En prenant pour décor de son dernier roman la Commune de Paris, Hervé Le Corre, par sa sensibilité, renoue avec cette « mélancolie des vaincus », distinguée par Enzo Traverso. En effet, s’il n’est pas utile de le présenter, tant son œuvre fut à de maintes reprises saluée par la critique et le grand public, Hervé Le Corre fait revivre les dix derniers jours de la Commune avec émotion et tendresse. Dix jours tragiques où le sang du peuple de Paris emportera avec lui un certain espoir dans l’avenir.
Dans l’ombre du brasier met en scène une galerie de personnages singuliers, dont l’auteur suit, tour à tour, leur destinée incertaine : Nicolas et ses compagnons, engagés dans la défense de la ville, mais également Antoine Roques, ouvrier du livre reconverti en commissaire de la Commune de Paris désigné par le peuple ou encore Caroline, infirmière et compagne de Nicolas.

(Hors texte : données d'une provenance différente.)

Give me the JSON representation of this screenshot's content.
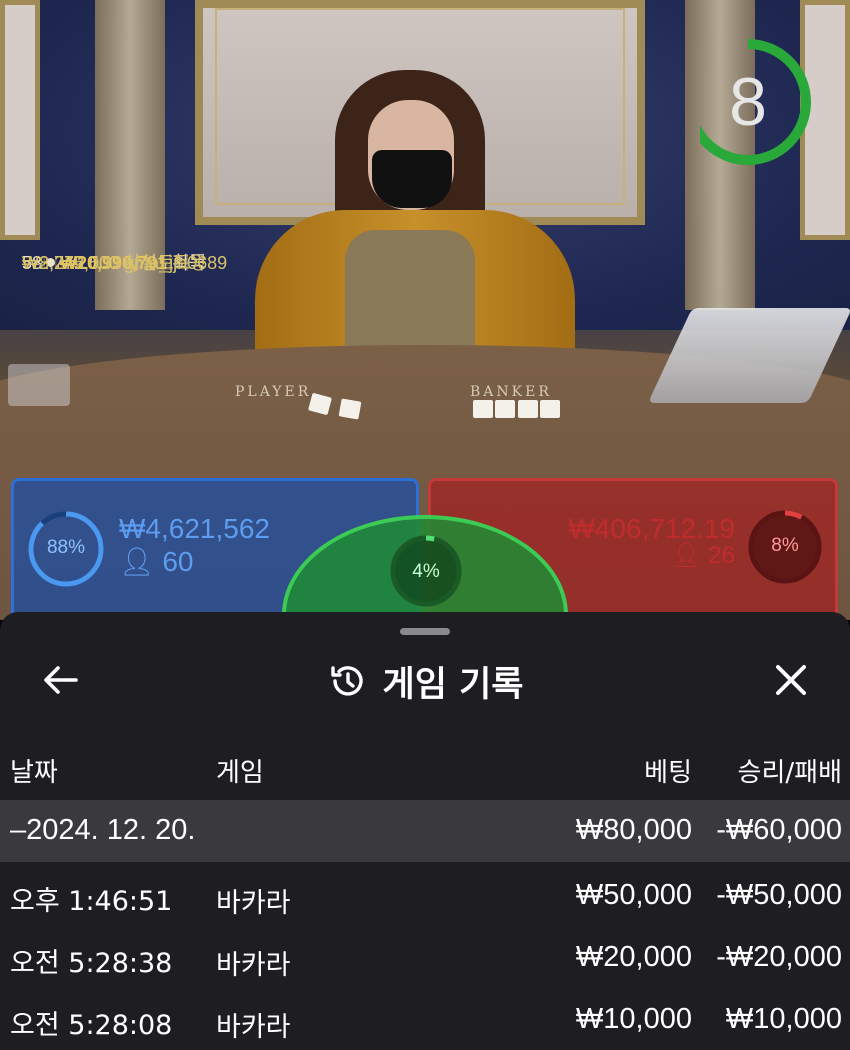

Au milieu de ce peuple en arme, Pujols, rescapé de L’Homme aux lèvres de saphir, n’a pas renoncé à ses vices criminels. Après s’être inspiré des Chants de Maldoror pour donner une contenance à ses assassinats, Pujols participe désormais à un trafic lucratif de femmes. Dans cette ville crépusculaire, il ajoute de l’horreur au drame collectif. Enlevant et séquestrant des femmes, il se charge de les revendre à un entremetteur. L’histoire se cristallise et s’accélère quand il kidnappe Caroline. Antoine Roques s’engage à élucider cette disparation.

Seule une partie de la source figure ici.